I - disponibilizar aos órgãos que compõem a estrutura organizacional da Agência os formulários pertinentes à avaliação de desempenho da GDAR, GDATR e GDPCAR; (Redação dada pela Portaria nº 637, de 24 de julho de 2013)

II  -  zelar pelo cumprimento dos prazos estabelecidos;

III - providenciar as medidas administrativas necessárias a efetivação dos pagamentos referentes às gratificações;

IV - promover as ações e capacitações necessárias à melhoria do desempenho do servidor;

V - orientar, acompanhar e controlar a aplicação do estabelecido nesta Portaria e na legislação pertinente;

VI - encaminhar ao Conselho Diretor, em até 90 (noventa) dias após o término do processamento das avaliações, para conhecimento, relatório circunstanciado sobre o resultado final do processo de avaliação;

VII - efetuar os devidos registros, pagamentos e guarda de toda a documentação relativa ao processo de avaliação; e

VII - efetuar os pagamentos relativo ao processo de avaliação. (Redação dada pela Portaria nº 637, de 24 de julho de 2013)

VIII - implementar sistema eletrônico para processamento da GDAR, GDATR e GDPCAR. (Revogado pela Portaria nº 637, de 24 de julho de 2013)

Art. 26-A. Compete à SGI adotar os seguintes procedimentos:  (Incluso pela Portaria nº 637, de 24 de julho de 2013)

I - desenvolver sistemas pertinentes à avaliação de desempenho da GDAR, GDATR e GDPCAR;  (Incluso pela Portaria nº 637, de 24 de julho de 2013)

II - efetuar os devidos registros e guarda de toda a documentação relativa ao processo de avaliação no sistema; e  (Incluso pela Portaria nº 637, de 24 de julho de 2013)

III - implementar sistema eletrônico para processamento da GDAR, GDATR e GDPCAR.  (Incluso pela Portaria nº 637, de 24 de julho de 2013)

Art. 27. É assegurado ao servidor o direito de acompanhar todos os procedimentos que tenham por objeto a avaliação de desempenho, sendo-lhe garantido o direito ao contraditório e à ampla defesa.

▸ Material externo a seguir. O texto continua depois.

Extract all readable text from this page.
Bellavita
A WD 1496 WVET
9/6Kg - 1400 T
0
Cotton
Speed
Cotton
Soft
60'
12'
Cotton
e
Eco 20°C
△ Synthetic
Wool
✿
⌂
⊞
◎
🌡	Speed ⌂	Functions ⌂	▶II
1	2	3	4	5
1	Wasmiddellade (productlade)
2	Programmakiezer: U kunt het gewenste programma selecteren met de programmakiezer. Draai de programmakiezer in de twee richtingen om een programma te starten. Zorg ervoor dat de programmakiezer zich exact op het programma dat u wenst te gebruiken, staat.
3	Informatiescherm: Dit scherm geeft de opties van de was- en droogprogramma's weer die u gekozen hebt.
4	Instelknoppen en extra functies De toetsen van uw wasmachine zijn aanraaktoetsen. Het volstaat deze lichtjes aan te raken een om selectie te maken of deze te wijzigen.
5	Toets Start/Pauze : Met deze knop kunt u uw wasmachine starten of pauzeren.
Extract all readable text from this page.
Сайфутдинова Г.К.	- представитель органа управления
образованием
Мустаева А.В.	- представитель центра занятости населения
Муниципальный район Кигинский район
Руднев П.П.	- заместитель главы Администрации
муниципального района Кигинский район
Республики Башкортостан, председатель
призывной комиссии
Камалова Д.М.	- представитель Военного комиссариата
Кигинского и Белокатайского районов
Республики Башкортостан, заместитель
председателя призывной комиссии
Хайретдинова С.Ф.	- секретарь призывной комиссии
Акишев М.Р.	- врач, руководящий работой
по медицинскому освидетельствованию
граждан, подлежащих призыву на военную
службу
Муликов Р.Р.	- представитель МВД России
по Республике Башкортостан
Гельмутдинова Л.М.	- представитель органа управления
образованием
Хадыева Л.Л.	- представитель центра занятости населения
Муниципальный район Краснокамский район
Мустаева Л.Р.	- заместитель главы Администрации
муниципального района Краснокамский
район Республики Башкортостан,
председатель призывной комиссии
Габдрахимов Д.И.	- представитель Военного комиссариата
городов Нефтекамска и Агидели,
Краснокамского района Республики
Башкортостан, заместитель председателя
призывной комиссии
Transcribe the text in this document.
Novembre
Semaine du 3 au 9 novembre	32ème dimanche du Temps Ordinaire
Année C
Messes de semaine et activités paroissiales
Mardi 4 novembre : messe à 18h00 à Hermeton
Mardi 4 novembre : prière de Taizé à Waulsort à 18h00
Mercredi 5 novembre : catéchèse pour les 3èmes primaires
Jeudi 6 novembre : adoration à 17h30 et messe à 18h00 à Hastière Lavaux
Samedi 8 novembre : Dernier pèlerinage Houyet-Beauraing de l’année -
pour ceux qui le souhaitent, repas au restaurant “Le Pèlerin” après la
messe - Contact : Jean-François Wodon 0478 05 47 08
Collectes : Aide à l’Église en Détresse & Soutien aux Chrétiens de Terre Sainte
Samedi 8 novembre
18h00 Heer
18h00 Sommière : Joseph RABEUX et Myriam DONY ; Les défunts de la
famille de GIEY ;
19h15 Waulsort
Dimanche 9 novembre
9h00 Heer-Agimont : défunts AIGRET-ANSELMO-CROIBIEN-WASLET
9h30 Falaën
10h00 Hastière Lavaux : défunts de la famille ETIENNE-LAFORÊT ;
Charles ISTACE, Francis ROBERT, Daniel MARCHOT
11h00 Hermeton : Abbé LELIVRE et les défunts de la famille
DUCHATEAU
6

Art. 28. Os casos omissos serão apreciados pela Gerência-Geral de Talentos e Desenvolvimento Organizacional - ADTO.

Art. 28. Os casos omissos serão apreciados e decididos pela Gerência de Administração e Desenvolvimento de Pessoas - AFPE. (Redação dada pela Portaria nº 637, de 24 de julho de 2013)

Art. 29. Esta Portaria tem efeito retroativo à 1° de agosto de 2010.